NEW YORK -- Joe Lhota, a Republican candidate for New York City mayor, disagreed on Sunday with Mayor Michael Bloomberg's incendiary comments that the leading Democratic candidate is running a racially charged campaign. But Lhota agreed with Bloomberg that Bill de Blasio, the city's public advocate, has been divisive in his quest for the Democratic nomination by promising to reduce economic disparity between the haves and have-nots.

At the final Republican mayoral debate on WNBC on Sunday, Lhota was asked about Bloomberg's comments to New York magazine in which the mayor said that de Blasio has engaged in "class warfare" and is "using" his biracial family to appeal to voters.

Lhota disagreed with Bloomberg's take on de Blasio and race, but echoed the mayor's comments on class.

"I don't think Bill de Blasio is running a racially motivated campaign. However, I have said I do believe he's running a campaign based on class warfare," said Lhota, a former deputy mayor under Rudy Giuliani. "Instead of talking about a tale of two cities, why don't we be positive about what we're doing?

"I don't want to be a mayor who separates people apart," Lhota added. "There's no room in this city for racial divisions. There's no room in this city for division whatsoever."

The final Republican debate before Tuesday's primary also featured John Catsimatidis, a billionaire grocery store owner and real estate developer. Catsimatidis sided more evenly with Bloomberg's assessment of de Blasio, who is leading his Democratic opponents in the most recent polls.

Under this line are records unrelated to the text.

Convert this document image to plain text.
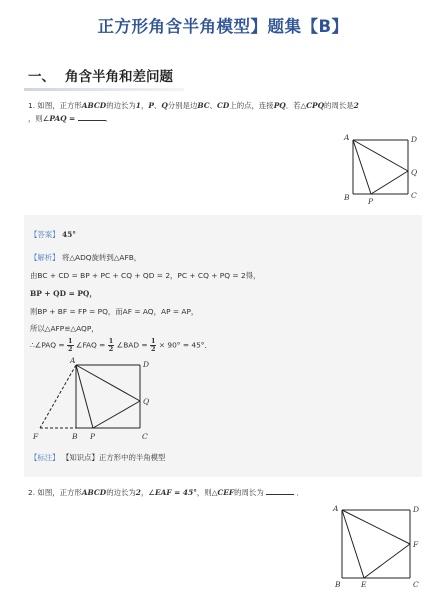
正方形角含半角模型】题集【B】
一、 角含半角和差问题
1. 如图，正方形ABCD的边长为1，P、Q分别是边BC、CD上的点，连接PQ．若△CPQ的周长是2
，则∠PAQ =	．
A	D
Q
C
B P
【答案】 45°
【解析】 将△ADQ旋转到△AFB，
由BC + CD = BP + PC + CQ + QD = 2，PC + CQ + PQ = 2得，
BP + QD = PQ，
则BP + BF = FP = PQ，而AF = AQ，AP = AP，
所以△AFP≌△AQP，
∴∠PAQ = $\frac{1}{2}$ ∠FAQ = $\frac{1}{2}$ ∠BAD = $\frac{1}{2} \times 90^\circ = 45^\circ$．
A	D
Q
C
B P
F
【标注】 【知识点】正方形中的半角模型
2. 如图，正方形ABCD的边长为2，∠EAF = 45°，则△CEF的周长为	．
A	D
F
C
B	E
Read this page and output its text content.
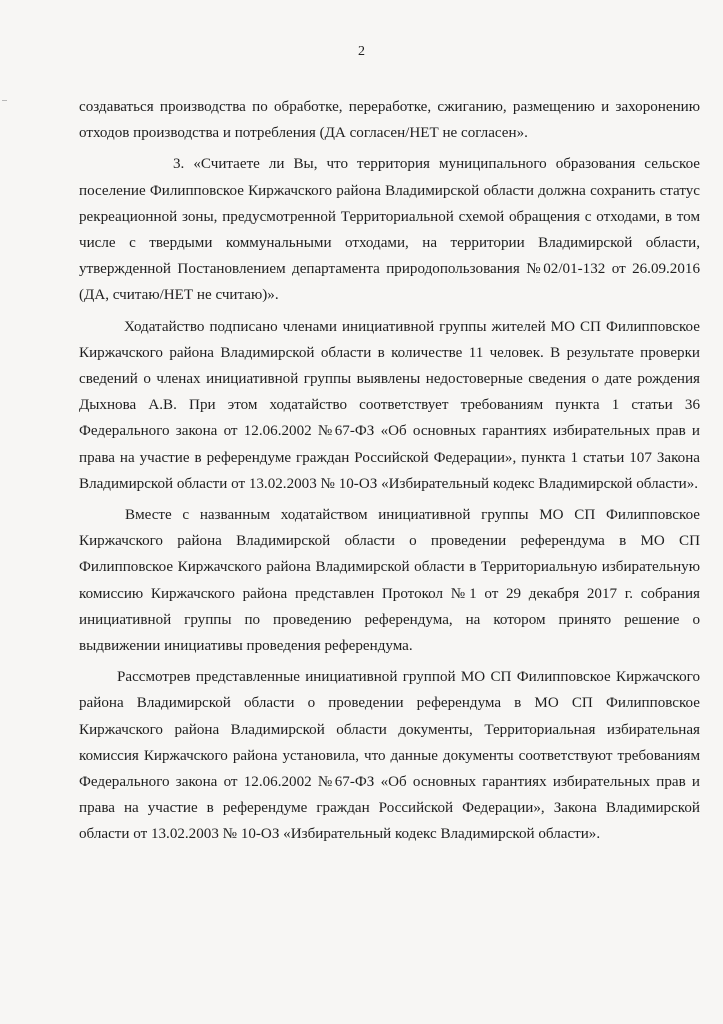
2

создаваться производства по обработке, переработке, сжиганию, размещению и захоронению отходов производства и потребления (ДА согласен/НЕТ не согласен».

3. «Считаете ли Вы, что территория муниципального образования сельское поселение Филипповское Киржачского района Владимирской области должна сохранить статус рекреационной зоны, предусмотренной Территориальной схемой обращения с отходами, в том числе с твердыми коммунальными отходами, на территории Владимирской области, утвержденной Постановлением департамента природопользования №02/01-132 от 26.09.2016 (ДА, считаю/НЕТ не считаю)».

Ходатайство подписано членами инициативной группы жителей МО СП Филипповское Киржачского района Владимирской области в количестве 11 человек. В результате проверки сведений о членах инициативной группы выявлены недостоверные сведения о дате рождения Дыхнова А.В. При этом ходатайство соответствует требованиям пункта 1 статьи 36 Федерального закона от 12.06.2002 №67-ФЗ «Об основных гарантиях избирательных прав и права на участие в референдуме граждан Российской Федерации», пункта 1 статьи 107 Закона Владимирской области от 13.02.2003 № 10-ОЗ «Избирательный кодекс Владимирской области».

Вместе с названным ходатайством инициативной группы МО СП Филипповское Киржачского района Владимирской области о проведении референдума в МО СП Филипповское Киржачского района Владимирской области в Территориальную избирательную комиссию Киржачского района представлен Протокол №1 от 29 декабря 2017 г. собрания инициативной группы по проведению референдума, на котором принято решение о выдвижении инициативы проведения референдума.

Рассмотрев представленные инициативной группой МО СП Филипповское Киржачского района Владимирской области о проведении референдума в МО СП Филипповское Киржачского района Владимирской области документы, Территориальная избирательная комиссия Киржачского района установила, что данные документы соответствуют требованиям Федерального закона от 12.06.2002 №67-ФЗ «Об основных гарантиях избирательных прав и права на участие в референдуме граждан Российской Федерации», Закона Владимирской области от 13.02.2003 № 10-ОЗ «Избирательный кодекс Владимирской области».
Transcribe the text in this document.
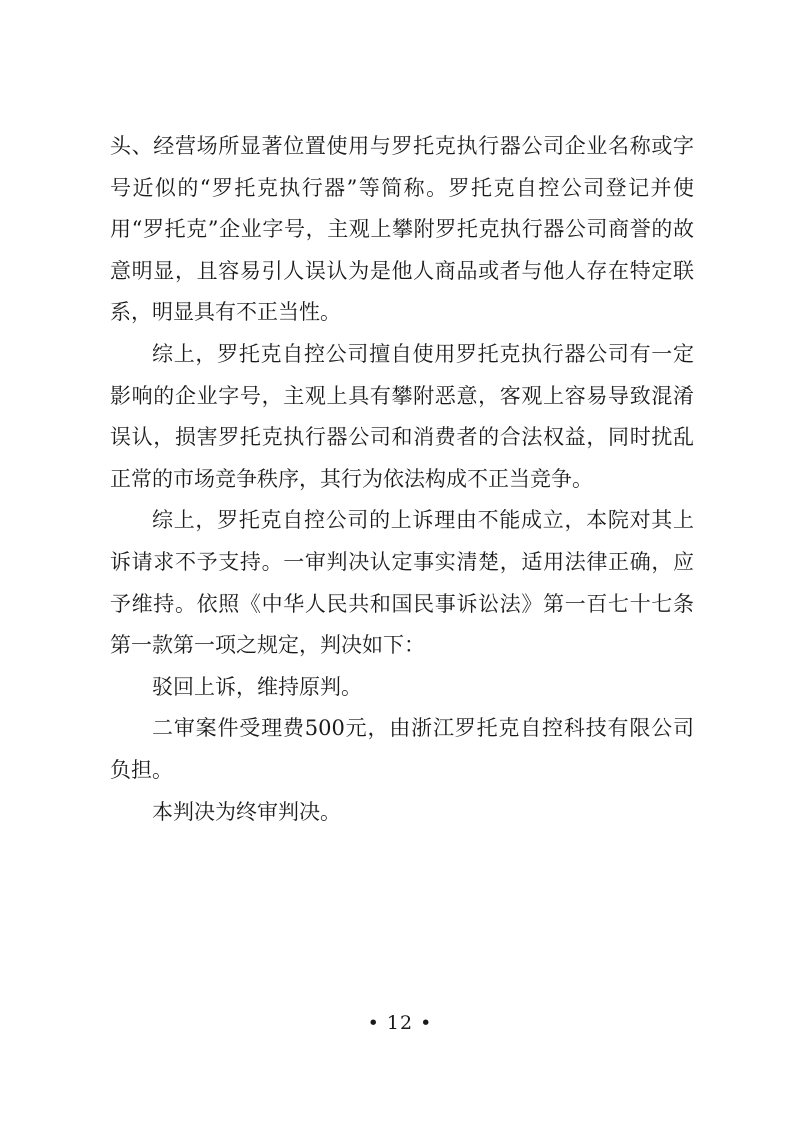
头、经营场所显著位置使用与罗托克执行器公司企业名称或字号近似的“罗托克执行器”等简称。罗托克自控公司登记并使用“罗托克”企业字号，主观上攀附罗托克执行器公司商誉的故意明显，且容易引人误认为是他人商品或者与他人存在特定联系，明显具有不正当性。

综上，罗托克自控公司擅自使用罗托克执行器公司有一定影响的企业字号，主观上具有攀附恶意，客观上容易导致混淆误认，损害罗托克执行器公司和消费者的合法权益，同时扰乱正常的市场竞争秩序，其行为依法构成不正当竞争。

综上，罗托克自控公司的上诉理由不能成立，本院对其上诉请求不予支持。一审判决认定事实清楚，适用法律正确，应予维持。依照《中华人民共和国民事诉讼法》第一百七十七条第一款第一项之规定，判决如下：

驳回上诉，维持原判。

二审案件受理费500元，由浙江罗托克自控科技有限公司负担。

本判决为终审判决。

• 12 •
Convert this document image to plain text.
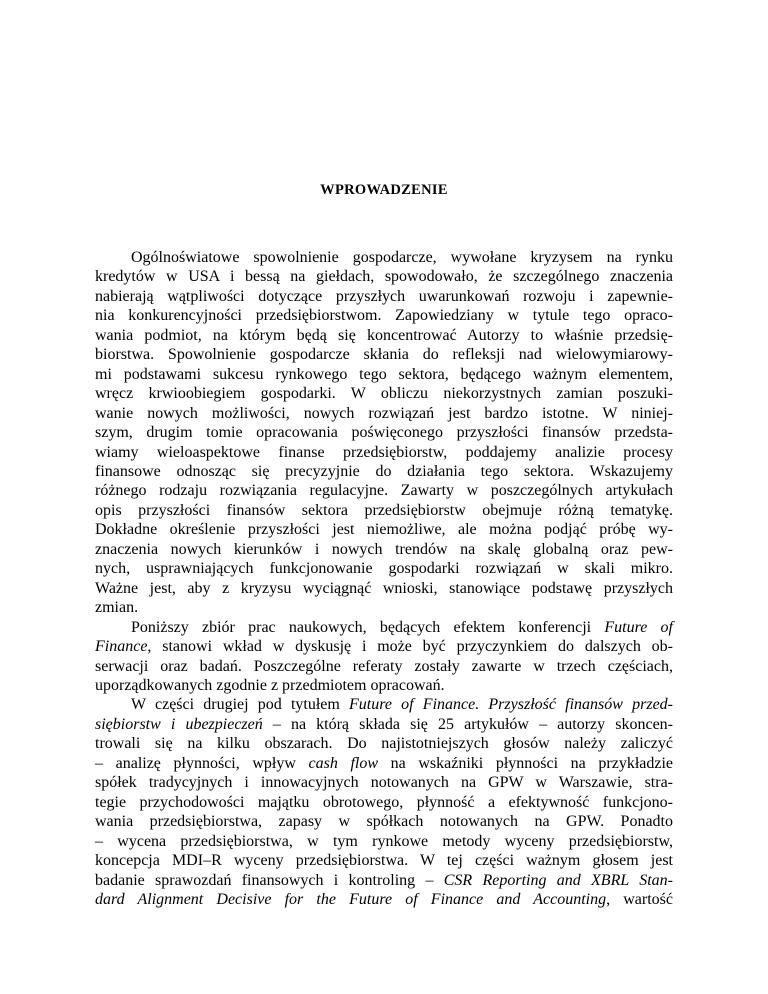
WPROWADZENIE
Ogólnoświatowe spowolnienie gospodarcze, wywołane kryzysem na rynku
kredytów w USA i bessą na giełdach, spowodowało, że szczególnego znaczenia
nabierają wątpliwości dotyczące przyszłych uwarunkowań rozwoju i zapewnie-
nia konkurencyjności przedsiębiorstwom. Zapowiedziany w tytule tego opraco-
wania podmiot, na którym będą się koncentrować Autorzy to właśnie przedsię-
biorstwa. Spowolnienie gospodarcze skłania do refleksji nad wielowymiarowy-
mi podstawami sukcesu rynkowego tego sektora, będącego ważnym elementem,
wręcz krwioobiegiem gospodarki. W obliczu niekorzystnych zamian poszuki-
wanie nowych możliwości, nowych rozwiązań jest bardzo istotne. W niniej-
szym, drugim tomie opracowania poświęconego przyszłości finansów przedsta-
wiamy wieloaspektowe finanse przedsiębiorstw, poddajemy analizie procesy
finansowe odnosząc się precyzyjnie do działania tego sektora. Wskazujemy
różnego rodzaju rozwiązania regulacyjne. Zawarty w poszczególnych artykułach
opis przyszłości finansów sektora przedsiębiorstw obejmuje różną tematykę.
Dokładne określenie przyszłości jest niemożliwe, ale można podjąć próbę wy-
znaczenia nowych kierunków i nowych trendów na skalę globalną oraz pew-
nych, usprawniających funkcjonowanie gospodarki rozwiązań w skali mikro.
Ważne jest, aby z kryzysu wyciągnąć wnioski, stanowiące podstawę przyszłych
zmian.
Poniższy zbiór prac naukowych, będących efektem konferencji Future of
Finance, stanowi wkład w dyskusję i może być przyczynkiem do dalszych ob-
serwacji oraz badań. Poszczególne referaty zostały zawarte w trzech częściach,
uporządkowanych zgodnie z przedmiotem opracowań.
W części drugiej pod tytułem Future of Finance. Przyszłość finansów przed-
siębiorstw i ubezpieczeń – na którą składa się 25 artykułów – autorzy skoncen-
trowali się na kilku obszarach. Do najistotniejszych głosów należy zaliczyć
– analizę płynności, wpływ cash flow na wskaźniki płynności na przykładzie
spółek tradycyjnych i innowacyjnych notowanych na GPW w Warszawie, stra-
tegie przychodowości majątku obrotowego, płynność a efektywność funkcjono-
wania przedsiębiorstwa, zapasy w spółkach notowanych na GPW. Ponadto
– wycena przedsiębiorstwa, w tym rynkowe metody wyceny przedsiębiorstw,
koncepcja MDI–R wyceny przedsiębiorstwa. W tej części ważnym głosem jest
badanie sprawozdań finansowych i kontroling – CSR Reporting and XBRL Stan-
dard Alignment Decisive for the Future of Finance and Accounting, wartość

"I know [de Blasio] as a friend. He is radical and he is wrong," said Catsimatidis. "Some other candidates many years ago tried to say 'a tale of two cities.' This is one city. We all work together. We all live together. We should not tear apart our city with that kind of action."

The most recent Quinnipiac poll showed Lhota leading Catsimatidis 48 percent to 24 percent among Republicans, though 17 percent of GOP voters in New York remain undecided.

Later in the debate, Lhota faulted Bloomberg for telling New York magazine in the same interview that it would be a "godsend" if more billionaires moved to the city, because they would pay taxes that fund programs for the poor.

"I don't want to get into class warfare like other people in New York," Lhota said. "[Bloomberg] could have chosen different words."

Though he disagreed with the three-term mayor's word choice, Lhota essentially agreed that it's the burden of the wealthy to pay for programs serving the poor.

"It's both a financial reality and class warfare. It's the same as saying 'a tale of two cities,'" Lhota said, alluding again to de Blasio's campaign theme.